Hemberger worked as computer graphics supervisor for the Academy Award-winning movie “Avatar” and as a 3D digital water technical director for “King Kong”.

He began the presentation by showing students a demo reel he created while working as a computer graphics supervisor on the movie “The Day the Earth Stood Still.”

“A lot of tricks that I learned on ‘The Day the Earth Stood Still’ transferred over into my work with ‘Avatar,'” he said.

While working on “Avatar,” Hemberger said he was in charge of creating the graphics for the character Jake playing around in the water.

“The first task they gave me [when I was working] on ‘Avatar’ was to create a river,” he said. “That one scene took about eight months from start to finish.”

As a computer graphic supervisor on “Avatar,” Hemberger was in charge of a number of light artists.

“Everything that went into the computer graphics for the scene had to be delivered through me,” he said. 

Hemberger showed a video about the ways water graphics can be generated using a computer program.

Hemburger said film footage shot on a regular camera could previously be used to generate graphics, but that is no longer the case.

“On ‘Avatar,’ the problem was we couldn’t use 2D elements anymore, we had to use all 3D,” he said.

Hemberger said one of the most difficult scenes to create was one that showed the character both above and underwater.

“This scene was infinitely more challenging because the camera breaches the water’s surface,” he said. “What makes it complicated was that there were two entirely different elements at play here.”

Hemberger said he had been working on an animated film for the past few months but dropped the project when he took the job at Pixar.

“This is the long and short of the adventures of my past year or so,” he said. “I’m going to Pixar to be an effects technical director.
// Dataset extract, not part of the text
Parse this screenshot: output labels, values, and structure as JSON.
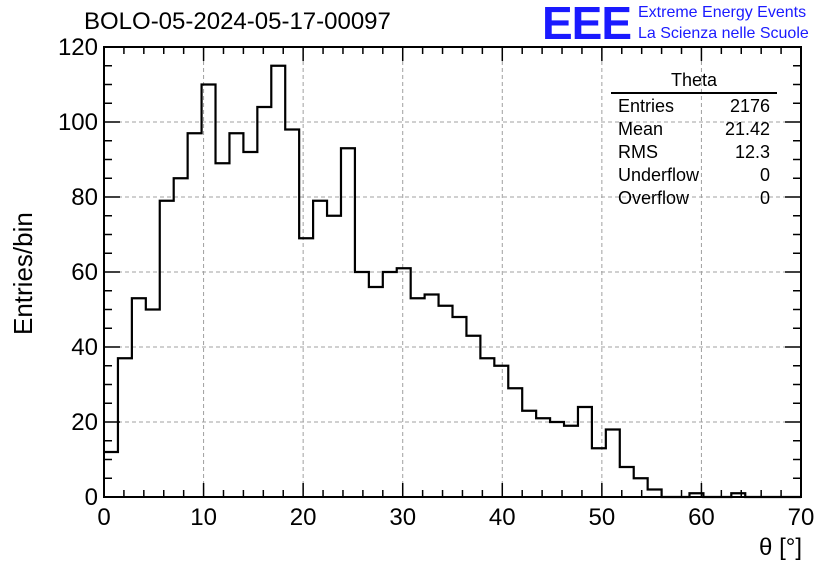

There, I’ll probably be doing more effects like the ones I did at WETA.”

After the presentation ended, Hemberger fielded questions from members of the audience about attaining a career in the field.

Among other projects Hemberger worked on were “Eragon,” “The Matrix Reloaded” and “X-Men: The Last Stand.”  

The Department of Computer Science and Engineering sponsored Hemberger’s talk, which was called “Experiments in Feature Film Visual Effects.”